Under this decision, volunteers are not necessarily accorded the same protections as paid employees. Unionized employers who have unpaid staff in a current bargaining unit together with paid staff may wish to consider filing a unit clarification petition with the NLRB. An employer may file a unit clarification petition either shortly before or after the labor contract expires. No showing of interest is required. Unit clarification petitions filed during the early part or midway through the term of an existing contract that clearly defines the unit covered by that contract will be dismissed by the Board without prejudice to refiling at an appropriate time. However, the Board will entertain a unit clarification petition that is filed shortly after a contract is executed where the parties were unable to agree during their negotiations whether certain individuals (such as unpaid staff) should be included in the unit and did not want to delay executing the new contract on this issue.

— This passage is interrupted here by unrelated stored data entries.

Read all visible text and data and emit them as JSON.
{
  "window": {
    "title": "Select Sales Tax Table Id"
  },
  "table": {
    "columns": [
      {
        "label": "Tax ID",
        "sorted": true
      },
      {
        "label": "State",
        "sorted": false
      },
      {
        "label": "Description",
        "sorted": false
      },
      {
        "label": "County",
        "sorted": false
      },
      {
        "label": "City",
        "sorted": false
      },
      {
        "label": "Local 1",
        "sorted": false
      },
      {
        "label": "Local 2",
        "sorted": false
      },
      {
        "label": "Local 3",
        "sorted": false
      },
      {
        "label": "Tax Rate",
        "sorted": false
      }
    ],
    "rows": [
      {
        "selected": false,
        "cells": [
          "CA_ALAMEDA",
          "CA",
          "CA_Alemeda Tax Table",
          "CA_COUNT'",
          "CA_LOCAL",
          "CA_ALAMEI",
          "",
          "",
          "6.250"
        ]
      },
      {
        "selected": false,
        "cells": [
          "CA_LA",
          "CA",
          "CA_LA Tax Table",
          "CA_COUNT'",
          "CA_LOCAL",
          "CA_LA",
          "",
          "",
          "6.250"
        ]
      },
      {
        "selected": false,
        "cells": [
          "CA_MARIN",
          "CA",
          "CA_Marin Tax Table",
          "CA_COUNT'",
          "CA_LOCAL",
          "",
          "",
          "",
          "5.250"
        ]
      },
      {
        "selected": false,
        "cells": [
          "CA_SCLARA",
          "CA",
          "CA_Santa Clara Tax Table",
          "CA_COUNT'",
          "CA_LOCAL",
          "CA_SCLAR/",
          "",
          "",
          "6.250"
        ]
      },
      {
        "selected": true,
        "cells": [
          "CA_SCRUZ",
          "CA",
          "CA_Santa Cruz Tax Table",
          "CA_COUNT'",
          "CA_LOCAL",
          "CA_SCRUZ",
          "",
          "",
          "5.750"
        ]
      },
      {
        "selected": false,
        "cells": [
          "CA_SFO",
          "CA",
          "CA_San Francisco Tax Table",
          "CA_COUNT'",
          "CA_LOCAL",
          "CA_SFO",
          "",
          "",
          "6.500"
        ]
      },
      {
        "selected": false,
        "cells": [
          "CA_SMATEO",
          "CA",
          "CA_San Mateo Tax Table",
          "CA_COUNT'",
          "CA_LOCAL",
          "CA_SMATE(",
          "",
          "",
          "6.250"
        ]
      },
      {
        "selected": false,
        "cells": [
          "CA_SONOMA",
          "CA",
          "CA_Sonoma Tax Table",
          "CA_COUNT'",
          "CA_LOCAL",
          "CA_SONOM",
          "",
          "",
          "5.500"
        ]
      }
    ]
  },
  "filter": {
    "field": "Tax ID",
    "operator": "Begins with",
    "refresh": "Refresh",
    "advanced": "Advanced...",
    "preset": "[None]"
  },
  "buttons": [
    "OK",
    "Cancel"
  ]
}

The unionized employer is in control where unpaid staff receives neither pay nor benefits. As the WBAI case shows, the employer can even file a unit clarification petition to exclude that staff from existing contracts despite years of consistent prior recognition and contract coverage. The union in this case lost 200 dues-paying members when WBAI’s unit clarification petition was granted. Finally, since unpaid staff are not employees under the NLRA, they lose the considerable protections afforded employees under that statute and can also be excluded from proposed bargaining units during union organizing campaigns. Employers are truly in the driver’s seat.